Nous transmettons nos condoléances à sa famille et ses amis.

Tous les témoignages sont les bienvenus pour publication sur le site. Merci de les adresser à communication@nantes.archi.fr

Jean Leveque-témoignages

Quand le cœur souffre et peine « sans savoir pourquoi » comme a dit le poète (Verlaine, il pleure dans mon cœur) c’est que… loin de nous… dans le vaste monde… il meurt quelqu’un qu’on aurait dû connaître ! Ce vendredi 11 janvier, au retrait de la nuit, notre ami et collègue Jean Lévêque s’est éteint. Au nom de l’ensa Nantes, nous transmettons nos vives condoléances à ses enfants et sa famille.

Certains parmi notre école l’ont intimement connu et apprécié sa compagnie, son érudition, sa disponibilité et l’écart qu’il nous intimait d’insinuer dans l’architecture même de la pensée architecturale ; beaucoup de nos étudiants l’ont côtoyé et ont été fasciné par l’entrelacs de ses récits mêlant désirs et mathématiques, termes et provenances, fragments et jeux, origines et ratures ; quelques-uns ont puisé chez lui, sans l’épuiser, le fil directeur de leur devenir, de leur manière de faire et de questionner l’architecture, mieux leur vie. Aussi nombreux qu’ils fussent, trop peu quoiqu’il arrive tant sa figure fut singulière et inspiratrice, amicale et bienveillante, aujourd’hui, sans doute, un grand nombre de nos étudiants, bien qu’ils ne l’aient pas rencontré, ont un vif pincement au cœur car ils auraient dû le connaître et l’approcher.

Jean Lévèque n’était pas seulement “le philosophe” comme on s’accommodait à l’appeler à l’école, il préférait se dire épistémologue, d’où notre cours “épistémologie du projet” et pour cause : n’est-ce le projet de cette discipline de réduire la déhiscence entre science et philosophie, sciences humaines et sciences dures, entre savoirs et pratiques. Il incarnait à merveille le concordat suite à un divorce moderne. D’où ses récits qui entrelacent littératures et mythes, philologie et anthropologie, physique et métaphysique, mathématique et linguistique, histoire et géographie, art et biologie ou chimie… D’où ses multiples figures et lieux fétiches dont je ne pourrais citer tragiquement que quelques uns et dans le désordre : Ulysse ou Orest, Heraclite ou Hipias, Parménide ou Socrate, Hésiode ou Saint Augustin, Al-Khawarismi ou Lulle, Loyola ou Eckhart, Descartes ou Leibniz, Hegel ou Heidegger, Saussure ou Benveniste, Poincaré ou Thom, Levi-Strauss ou Tarde, Comte ou Cournot, Jabès ou Amrouche, Junger ou Banine, Dagerman ou London, Wiener ou Carnot, Lavoisier ou Prigogine, Canguilhem ou Monod, Abd El-Kader ou les Habsbourg… il s’intéressait au studiolo et au boudoir, à l’architecte et au maçon, aux rites et aux révolutions, aux huguenots et aux kabyles… deux lieux saisis par des coupures le hantaient parmi sa géographie du Monde qui n’avait pas de frontières : l’Algérie et Thagaste, la Scandinavie et la Norvège.

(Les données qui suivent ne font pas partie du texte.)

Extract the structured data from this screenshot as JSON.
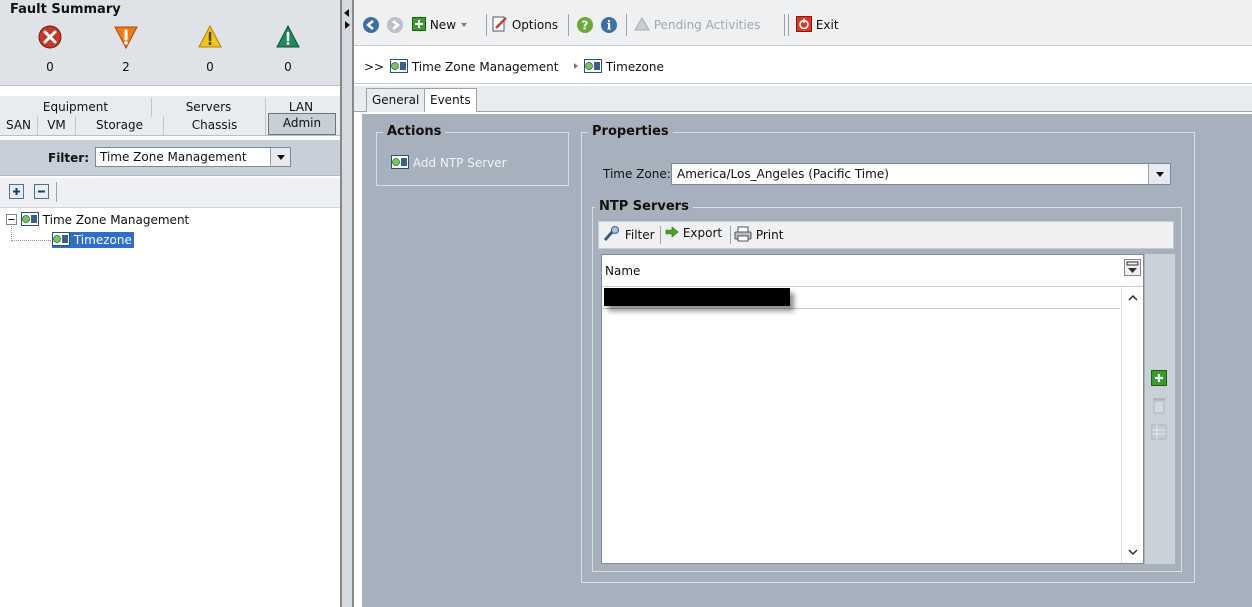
{
  "fault_summary": {
    "title": "Fault Summary",
    "items": [
      {
        "icon": "critical-icon",
        "count": "0",
        "color": "#c0392b"
      },
      {
        "icon": "major-icon",
        "count": "2",
        "color": "#f07a1a"
      },
      {
        "icon": "minor-icon",
        "count": "0",
        "color": "#f2c417"
      },
      {
        "icon": "warning-icon",
        "count": "0",
        "color": "#1e8a5c"
      }
    ]
  },
  "nav_tabs": {
    "row1": [
      "Equipment",
      "Servers",
      "LAN"
    ],
    "row2": [
      "SAN",
      "VM",
      "Storage",
      "Chassis",
      "Admin"
    ],
    "selected": "Admin"
  },
  "filter": {
    "label": "Filter:",
    "value": "Time Zone Management"
  },
  "tree": {
    "root": "Time Zone Management",
    "child": "Timezone"
  },
  "toolbar": {
    "new_label": "New",
    "options_label": "Options",
    "pending_label": "Pending Activities",
    "exit_label": "Exit"
  },
  "breadcrumb": {
    "prefix": ">>",
    "items": [
      "Time Zone Management",
      "Timezone"
    ]
  },
  "tabs": [
    {
      "label": "General",
      "selected": true
    },
    {
      "label": "Events",
      "selected": false
    }
  ],
  "actions": {
    "legend": "Actions",
    "items": [
      "Add NTP Server"
    ]
  },
  "properties": {
    "legend": "Properties",
    "timezone_label": "Time Zone:",
    "timezone_value": "America/Los_Angeles (Pacific Time)"
  },
  "ntp": {
    "legend": "NTP Servers",
    "filter_label": "Filter",
    "export_label": "Export",
    "print_label": "Print",
    "column_name": "Name"
  },
  "colors": {
    "content_bg": "#a7b1bd",
    "selection": "#2f6fc7"
  }
}
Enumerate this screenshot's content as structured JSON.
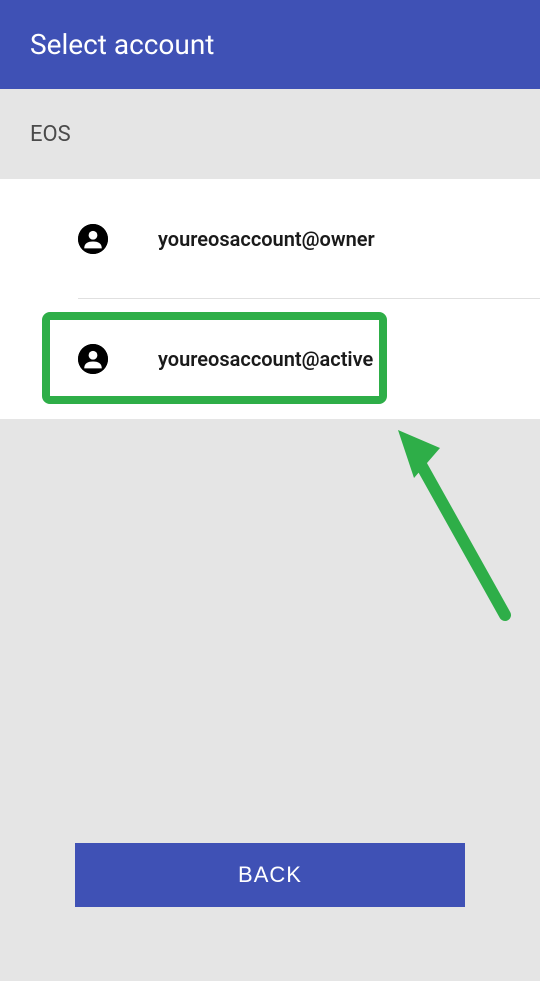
{
  "header": {
    "title": "Select account"
  },
  "section": {
    "title": "EOS"
  },
  "accounts": [
    {
      "label": "youreosaccount@owner"
    },
    {
      "label": "youreosaccount@active"
    }
  ],
  "buttons": {
    "back": "BACK"
  },
  "highlight": {
    "color": "#2eae48"
  }
}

La violence de l’absence ne peut être atténuée ce matin que par la proximité de nos souvenirs des jours et des nuits de partage avec lui, des cheminements qu’il dévoilait, des vocations qu’il faisait naître, d’initialités indomptables et non pédantesques qu’il aidait à advenir chez les uns et les autres.

Jean, toi qui écrivait dans un de tes manuscrits que je conserve jalousement : “Je me suis toujours méfié des lettres de la mort (même en ne faisant que les épeler : m, o, r, t) et de ces dépôts de significations que je voulais dé-sédimenter…”, avant d’effleurer ce point de fin familier qui m’effraie! mais comme tu le sais, puisque tu citais constamment Jabès, “ce point si petit, pourtant contient les autres points en cendres ; hier et demain sont moitiés d’un même point”, je tiens à t’avouer que tu étais et tu resteras parmi nous “une fleur!,… l’absente de tous bouquets”.